On loading a map, the game engine allocates for every face in a map a small piece of an AllocBlock texture to paint on the lighting from the lightmaps stored in the map file for the face. This gets allocated for qualifying faces [note 1] no matter the lighting styles attached to it. The scale of this mapped face on the AllocBlock is 1/16th the scale of the texture on the face for each side. That means if the total texture area on the face is 128x128, the allocated block is 8x8 (or 9x9, depends on the texture shift.) The engine does this for every face in the map, filling up up to 64 of such AllocBlocks.

On rendering a frame, the engine applies lightmaps (after modulating animated ones and combining overlapping styles) to the AllocBlocks, then projects the assigned parts to the faces to be combined with the textures and [if supported and available] the detail textures.

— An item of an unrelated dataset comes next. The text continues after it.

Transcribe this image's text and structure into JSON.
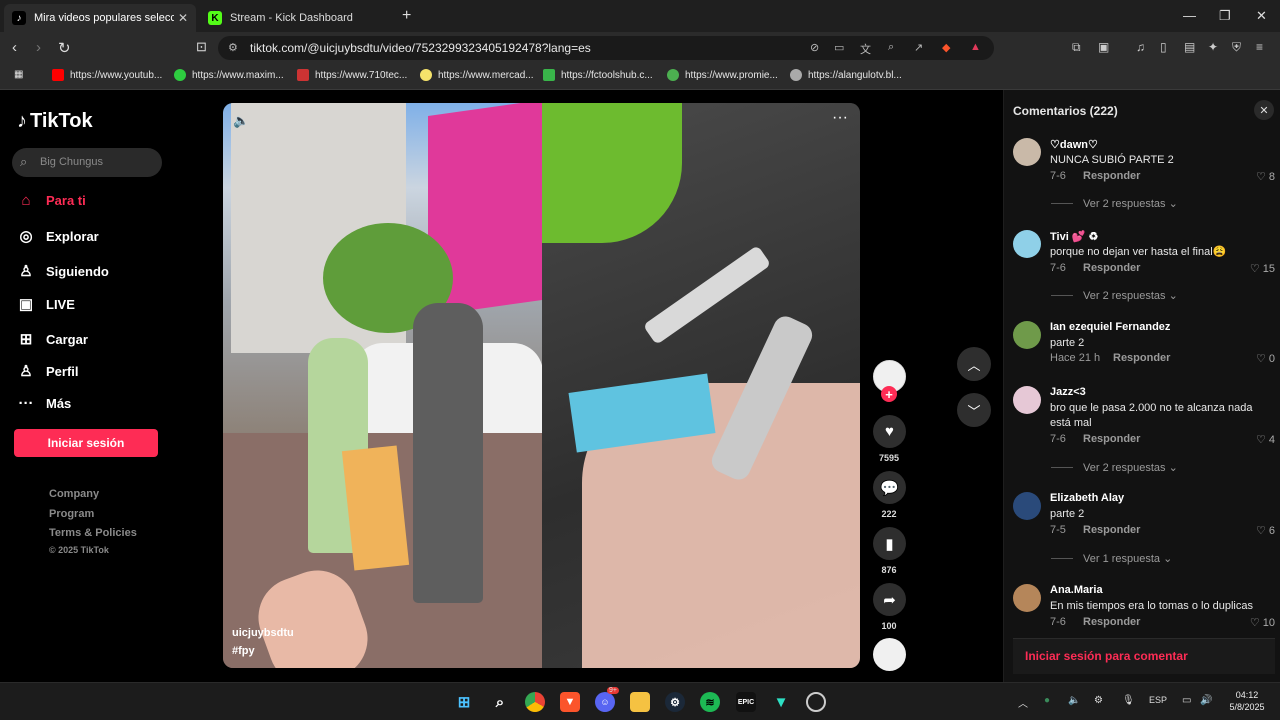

The dreaded AllocBlock:Full error occurs when the engine runs out of these 64 AllocBlocks, and there's still faces left over. Simply put, it's because there's too many texture pixelage in your map. It can happen accidentally, like having scale lock on while resizing down brushes, or transforming brushes that result in textures perpendicular to the face, in which case you should go fix it. When accidental tiny scaled faces are eliminated but AllocBlocks are still over budget, then texture scale should start getting budgeted, by increasing the scale on certain faces which reduces the total number of texels (and the corresponding luxels). The brushwork should also be optimized to reduce cutting across diagonals, which creates triangular faces. [note 2]

AllocBlocks are purely a construct inside the engine, but the impact is notable enough that modern compile tools like VHLT simulates allocating faces to AllocBlocks to measure the number of AllocBlocks a map would use if the engine loads it.
Notes
  1. User posted image sky, faces of !liquids, and faces marked special are discounted. This lead to slight waste of lightmaps on those generated on !liquids.
  2. Triangular faces wastes AllocBlocks as the full bounding rectangle is allocated instead. A rectangular cut diagonally (viz. ◩) uses twice the AllocBlock as an intact rectangle.